(Reuters) – Chinese online group discounter Pinduoduo plans to raise up to $1.63 billion from a U.S. listing, its latest filing with the U.S. Securities and Exchange showed, in what would be the second-biggest U.S. float by a Chinese firm this year.
Pinduoduo plans to sell about 85.6 million American Depositary Shares in an initial public offering (IPO) at a price range of $16 to $19 each, its filing late on Monday showed.
That values the three-year-old startup – which has yet to make a profit – at $20 billion to $24 billion, higher than its $15 billion valuation in April. Its free float will be 6.8 percent of enlarged share capital after a 15 percent “greenshoe” or over-allotment option which can be sold if there is demand, showed a term sheet seen by Reuters.
Two of the firm’s main existing shareholders – Tencent Holdings Ltd and Sequoia Capital – have each indicated an interest in buying up to $250 million worth of shares in the IPO, according to the filing.
The price range represents a 2020 price-to-sales ratio of 2.1–2.6 and a 2020 non-GAAP price-to-earnings ratio of 8.9–10.6, Thomson Reuters publication IFR reported.
The firm will open its book to investors on Tuesday and price the IPO on Wednesday of the following week, showed the term sheet. It expects to list on the Nasdaq under the symbol PDD.
Pinduoduo is the latest in a series of Chinese tech groups flocking to list offshore, seeking to replenish coffers amid ever-intensifying competition with domestic rivals, notably e-commerce firms Alibaba Group Holding Ltd and JD.com Inc, even as Sino-U.S. trade tension rattles global markets.
China’s Meituan Dianping, an online food delivery-to-ticketing services platform which rivals Alibaba-backed Ele.me, is also looking to launch an IPO of over $4 billion in Hong Kong in coming months.

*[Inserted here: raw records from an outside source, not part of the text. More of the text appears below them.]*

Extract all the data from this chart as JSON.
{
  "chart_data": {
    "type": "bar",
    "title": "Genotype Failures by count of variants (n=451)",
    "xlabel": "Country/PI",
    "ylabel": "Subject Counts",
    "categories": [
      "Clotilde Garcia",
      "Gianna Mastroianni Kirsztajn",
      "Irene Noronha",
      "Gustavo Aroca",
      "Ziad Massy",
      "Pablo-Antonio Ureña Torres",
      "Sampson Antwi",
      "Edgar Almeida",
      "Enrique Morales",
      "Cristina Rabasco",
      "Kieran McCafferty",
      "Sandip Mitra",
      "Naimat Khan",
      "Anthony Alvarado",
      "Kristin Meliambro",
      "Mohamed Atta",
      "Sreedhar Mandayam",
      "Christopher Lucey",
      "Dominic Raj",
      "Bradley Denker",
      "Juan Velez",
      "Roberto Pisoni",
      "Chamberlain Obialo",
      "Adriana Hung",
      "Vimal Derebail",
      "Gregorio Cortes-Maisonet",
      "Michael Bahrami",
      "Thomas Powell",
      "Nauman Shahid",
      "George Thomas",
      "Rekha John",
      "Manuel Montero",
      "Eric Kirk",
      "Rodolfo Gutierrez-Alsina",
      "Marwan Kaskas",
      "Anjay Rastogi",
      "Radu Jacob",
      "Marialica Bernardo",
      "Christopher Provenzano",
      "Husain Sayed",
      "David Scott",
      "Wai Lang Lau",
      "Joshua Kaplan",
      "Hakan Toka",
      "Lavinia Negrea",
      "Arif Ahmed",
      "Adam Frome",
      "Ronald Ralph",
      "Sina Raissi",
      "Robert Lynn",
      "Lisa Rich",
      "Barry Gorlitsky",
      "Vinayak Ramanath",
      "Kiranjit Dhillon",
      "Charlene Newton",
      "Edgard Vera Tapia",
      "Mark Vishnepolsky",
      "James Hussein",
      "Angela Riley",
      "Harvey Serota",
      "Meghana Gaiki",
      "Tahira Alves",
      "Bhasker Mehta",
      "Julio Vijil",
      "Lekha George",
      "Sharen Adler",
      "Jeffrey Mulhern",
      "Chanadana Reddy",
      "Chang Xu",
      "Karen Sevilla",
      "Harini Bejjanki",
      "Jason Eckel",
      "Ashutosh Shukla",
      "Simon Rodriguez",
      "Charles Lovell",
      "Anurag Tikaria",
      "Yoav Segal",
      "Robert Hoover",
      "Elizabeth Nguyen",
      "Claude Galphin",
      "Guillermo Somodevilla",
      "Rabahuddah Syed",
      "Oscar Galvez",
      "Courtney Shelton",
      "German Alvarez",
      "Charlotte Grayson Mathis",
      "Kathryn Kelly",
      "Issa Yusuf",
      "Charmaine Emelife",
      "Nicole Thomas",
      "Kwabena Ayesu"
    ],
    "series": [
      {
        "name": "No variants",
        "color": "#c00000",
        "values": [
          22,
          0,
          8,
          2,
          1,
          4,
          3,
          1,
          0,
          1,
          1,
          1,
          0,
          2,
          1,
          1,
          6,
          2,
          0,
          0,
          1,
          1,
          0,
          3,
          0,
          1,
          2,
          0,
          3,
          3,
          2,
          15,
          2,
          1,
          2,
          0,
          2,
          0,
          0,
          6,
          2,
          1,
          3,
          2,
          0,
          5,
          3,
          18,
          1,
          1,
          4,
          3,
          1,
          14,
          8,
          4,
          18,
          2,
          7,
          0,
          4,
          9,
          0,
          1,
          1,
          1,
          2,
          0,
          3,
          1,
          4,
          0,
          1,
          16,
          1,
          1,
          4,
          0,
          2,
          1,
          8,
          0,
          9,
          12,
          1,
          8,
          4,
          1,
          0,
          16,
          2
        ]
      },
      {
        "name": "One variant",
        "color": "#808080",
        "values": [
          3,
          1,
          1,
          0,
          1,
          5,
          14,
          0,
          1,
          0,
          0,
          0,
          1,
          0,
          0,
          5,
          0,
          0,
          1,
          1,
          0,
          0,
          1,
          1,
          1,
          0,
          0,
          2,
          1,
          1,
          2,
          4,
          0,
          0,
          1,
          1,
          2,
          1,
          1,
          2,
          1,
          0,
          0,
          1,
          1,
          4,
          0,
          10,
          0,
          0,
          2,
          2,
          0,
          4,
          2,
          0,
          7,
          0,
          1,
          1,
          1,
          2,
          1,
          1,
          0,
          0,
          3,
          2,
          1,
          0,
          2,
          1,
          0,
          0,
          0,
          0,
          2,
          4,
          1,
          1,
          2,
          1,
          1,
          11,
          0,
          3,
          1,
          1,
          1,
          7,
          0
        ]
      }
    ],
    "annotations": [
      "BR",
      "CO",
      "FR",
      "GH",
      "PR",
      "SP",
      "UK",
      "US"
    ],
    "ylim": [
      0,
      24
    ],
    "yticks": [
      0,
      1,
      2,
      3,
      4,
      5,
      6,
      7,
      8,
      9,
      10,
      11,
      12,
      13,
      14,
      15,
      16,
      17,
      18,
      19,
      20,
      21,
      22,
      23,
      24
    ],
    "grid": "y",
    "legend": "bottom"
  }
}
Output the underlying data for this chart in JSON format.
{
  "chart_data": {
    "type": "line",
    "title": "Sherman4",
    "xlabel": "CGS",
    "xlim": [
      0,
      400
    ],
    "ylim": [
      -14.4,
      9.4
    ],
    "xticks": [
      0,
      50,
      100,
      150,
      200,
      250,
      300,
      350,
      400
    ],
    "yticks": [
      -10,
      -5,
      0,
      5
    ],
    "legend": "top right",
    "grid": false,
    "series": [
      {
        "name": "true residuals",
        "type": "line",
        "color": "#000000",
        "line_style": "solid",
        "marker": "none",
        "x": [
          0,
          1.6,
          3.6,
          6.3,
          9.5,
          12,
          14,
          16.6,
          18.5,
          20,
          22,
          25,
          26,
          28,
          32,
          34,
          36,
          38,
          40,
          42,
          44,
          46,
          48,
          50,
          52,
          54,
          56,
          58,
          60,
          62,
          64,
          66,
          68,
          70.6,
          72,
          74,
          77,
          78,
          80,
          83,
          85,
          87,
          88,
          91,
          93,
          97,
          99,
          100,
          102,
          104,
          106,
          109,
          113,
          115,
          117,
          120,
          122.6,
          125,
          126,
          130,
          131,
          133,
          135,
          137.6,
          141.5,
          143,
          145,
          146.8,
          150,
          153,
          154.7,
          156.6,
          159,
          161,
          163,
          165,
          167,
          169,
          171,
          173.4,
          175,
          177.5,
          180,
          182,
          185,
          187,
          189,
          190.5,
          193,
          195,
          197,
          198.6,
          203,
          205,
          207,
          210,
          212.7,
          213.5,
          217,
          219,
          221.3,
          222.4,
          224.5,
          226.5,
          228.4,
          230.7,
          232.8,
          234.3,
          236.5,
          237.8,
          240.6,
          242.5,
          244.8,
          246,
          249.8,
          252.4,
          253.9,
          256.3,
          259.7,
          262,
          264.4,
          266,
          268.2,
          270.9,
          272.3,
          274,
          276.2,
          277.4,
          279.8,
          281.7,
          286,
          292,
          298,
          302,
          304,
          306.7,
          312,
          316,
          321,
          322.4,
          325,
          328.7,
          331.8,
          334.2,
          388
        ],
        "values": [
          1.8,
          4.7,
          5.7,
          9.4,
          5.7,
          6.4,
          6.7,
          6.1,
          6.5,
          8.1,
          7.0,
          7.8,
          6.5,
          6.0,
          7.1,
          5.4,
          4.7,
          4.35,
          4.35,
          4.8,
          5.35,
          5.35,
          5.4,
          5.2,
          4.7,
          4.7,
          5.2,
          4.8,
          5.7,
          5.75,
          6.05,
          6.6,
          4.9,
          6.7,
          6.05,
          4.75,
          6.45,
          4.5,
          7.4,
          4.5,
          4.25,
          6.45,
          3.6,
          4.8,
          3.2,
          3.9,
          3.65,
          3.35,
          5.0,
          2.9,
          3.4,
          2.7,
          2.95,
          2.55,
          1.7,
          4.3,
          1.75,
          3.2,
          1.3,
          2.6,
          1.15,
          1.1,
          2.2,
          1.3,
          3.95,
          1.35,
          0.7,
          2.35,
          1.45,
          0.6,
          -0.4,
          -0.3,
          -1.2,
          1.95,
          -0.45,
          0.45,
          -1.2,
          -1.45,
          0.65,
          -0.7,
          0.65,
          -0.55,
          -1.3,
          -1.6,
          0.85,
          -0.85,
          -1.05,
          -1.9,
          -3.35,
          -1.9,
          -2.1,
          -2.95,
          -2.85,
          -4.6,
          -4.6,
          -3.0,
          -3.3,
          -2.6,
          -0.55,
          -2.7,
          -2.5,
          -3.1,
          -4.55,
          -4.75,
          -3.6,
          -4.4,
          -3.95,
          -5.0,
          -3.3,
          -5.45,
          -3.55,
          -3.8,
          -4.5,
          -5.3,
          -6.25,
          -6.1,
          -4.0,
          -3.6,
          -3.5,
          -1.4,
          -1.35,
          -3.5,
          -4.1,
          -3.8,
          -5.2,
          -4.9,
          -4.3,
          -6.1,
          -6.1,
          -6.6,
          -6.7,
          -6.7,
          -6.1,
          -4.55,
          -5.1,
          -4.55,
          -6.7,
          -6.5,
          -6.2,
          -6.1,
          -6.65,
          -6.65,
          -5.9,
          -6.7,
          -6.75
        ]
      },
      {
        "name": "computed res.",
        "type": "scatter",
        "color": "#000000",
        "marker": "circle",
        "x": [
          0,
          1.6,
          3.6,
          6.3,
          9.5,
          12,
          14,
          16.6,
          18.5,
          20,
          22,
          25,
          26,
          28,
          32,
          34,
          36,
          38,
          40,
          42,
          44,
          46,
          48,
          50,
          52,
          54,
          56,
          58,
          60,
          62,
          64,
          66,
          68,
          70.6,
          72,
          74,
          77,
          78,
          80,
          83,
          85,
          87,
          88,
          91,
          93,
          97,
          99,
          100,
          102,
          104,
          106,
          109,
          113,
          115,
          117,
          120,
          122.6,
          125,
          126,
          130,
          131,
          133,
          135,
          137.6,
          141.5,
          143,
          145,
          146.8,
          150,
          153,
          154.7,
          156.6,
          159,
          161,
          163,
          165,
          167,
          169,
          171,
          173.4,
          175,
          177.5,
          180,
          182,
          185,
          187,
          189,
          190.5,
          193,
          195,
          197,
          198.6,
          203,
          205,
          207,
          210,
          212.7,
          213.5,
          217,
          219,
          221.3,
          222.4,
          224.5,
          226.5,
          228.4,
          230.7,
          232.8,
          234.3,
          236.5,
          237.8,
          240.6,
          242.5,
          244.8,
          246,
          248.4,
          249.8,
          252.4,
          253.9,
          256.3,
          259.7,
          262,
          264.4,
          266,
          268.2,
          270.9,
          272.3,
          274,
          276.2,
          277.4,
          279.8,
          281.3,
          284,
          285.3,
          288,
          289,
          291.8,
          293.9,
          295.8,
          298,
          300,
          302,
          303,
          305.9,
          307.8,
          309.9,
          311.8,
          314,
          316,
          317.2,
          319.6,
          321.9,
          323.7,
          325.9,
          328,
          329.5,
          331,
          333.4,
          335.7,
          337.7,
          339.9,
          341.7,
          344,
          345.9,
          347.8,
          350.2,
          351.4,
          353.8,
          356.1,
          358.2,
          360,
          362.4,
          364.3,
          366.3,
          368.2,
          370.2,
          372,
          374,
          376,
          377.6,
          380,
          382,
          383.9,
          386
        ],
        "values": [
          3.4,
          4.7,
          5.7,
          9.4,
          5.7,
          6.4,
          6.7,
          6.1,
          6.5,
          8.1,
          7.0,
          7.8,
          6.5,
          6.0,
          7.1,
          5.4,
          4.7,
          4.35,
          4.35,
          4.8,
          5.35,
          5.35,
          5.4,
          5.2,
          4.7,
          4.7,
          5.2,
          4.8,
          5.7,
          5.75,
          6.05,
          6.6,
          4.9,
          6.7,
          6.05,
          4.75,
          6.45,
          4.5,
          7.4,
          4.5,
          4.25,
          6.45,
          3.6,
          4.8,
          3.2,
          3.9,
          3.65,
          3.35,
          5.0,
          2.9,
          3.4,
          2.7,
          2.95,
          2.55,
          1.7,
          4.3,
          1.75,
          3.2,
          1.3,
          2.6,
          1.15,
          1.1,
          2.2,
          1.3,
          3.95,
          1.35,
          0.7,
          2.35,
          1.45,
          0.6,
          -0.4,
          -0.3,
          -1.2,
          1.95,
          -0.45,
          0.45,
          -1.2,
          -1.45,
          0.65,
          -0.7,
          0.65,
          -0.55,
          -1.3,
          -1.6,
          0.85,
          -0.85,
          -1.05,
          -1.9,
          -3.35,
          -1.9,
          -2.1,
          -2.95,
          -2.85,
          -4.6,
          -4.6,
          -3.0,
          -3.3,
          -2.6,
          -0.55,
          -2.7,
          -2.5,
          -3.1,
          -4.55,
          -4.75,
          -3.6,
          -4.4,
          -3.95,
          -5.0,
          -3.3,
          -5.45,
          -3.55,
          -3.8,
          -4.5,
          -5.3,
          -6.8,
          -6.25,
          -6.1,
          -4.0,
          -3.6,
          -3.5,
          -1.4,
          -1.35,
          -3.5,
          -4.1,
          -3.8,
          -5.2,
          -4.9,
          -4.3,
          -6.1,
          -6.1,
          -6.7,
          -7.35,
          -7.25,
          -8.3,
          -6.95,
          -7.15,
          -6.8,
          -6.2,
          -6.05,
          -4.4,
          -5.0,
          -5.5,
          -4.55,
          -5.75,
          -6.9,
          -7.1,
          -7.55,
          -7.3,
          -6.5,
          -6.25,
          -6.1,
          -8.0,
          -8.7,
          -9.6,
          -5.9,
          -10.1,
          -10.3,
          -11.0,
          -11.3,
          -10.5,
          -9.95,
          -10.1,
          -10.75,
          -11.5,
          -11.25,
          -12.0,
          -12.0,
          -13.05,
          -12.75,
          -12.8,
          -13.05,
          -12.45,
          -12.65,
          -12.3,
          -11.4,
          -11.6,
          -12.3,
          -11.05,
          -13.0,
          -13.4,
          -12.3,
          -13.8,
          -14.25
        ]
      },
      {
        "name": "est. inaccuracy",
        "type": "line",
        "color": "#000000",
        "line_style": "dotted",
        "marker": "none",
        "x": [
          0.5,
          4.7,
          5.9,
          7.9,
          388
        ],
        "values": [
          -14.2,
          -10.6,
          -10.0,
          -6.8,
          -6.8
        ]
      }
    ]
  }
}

Pinduoduo, set up by former Google engineer Colin Huang in 2015, is also joining several sizable Chinese listings in New York this year. Chinese video streaming service provider iQiyi Inc raised $2.42 billion from a Nasdaq IPO in March, and Tencent Music Entertainment, China’s largest music-streaming firm, aims to raise up to 4 billion in a U.S. IPO in October.
In an initial filing, Pinduoduo, which allows consumers to group together to increase the discounts offered by merchants, said it had 103 million monthly active users of its mobile platform at the end of March.
Due to low-priced products and a larger user base in China’s smaller cities, the firm’s gross merchandise volume exceeded 100 billion yuan ($14.98 billion) last year, a milestone for Chinese e-commerce firms that took Alibaba’s Taobao marketplace five years and JD.com 10 years to reach.
Pinduoduo’s revenue has grown sharply, reaching 1.38 billion yuan in January-March from 37 million yuan in the same period a year prior. Its net loss, however, remained broadly steady at 201 million yuan.
China Renaissance, CICC, Credit Suisse and Goldman Sachs are advising Pinduoduo, according to the filing.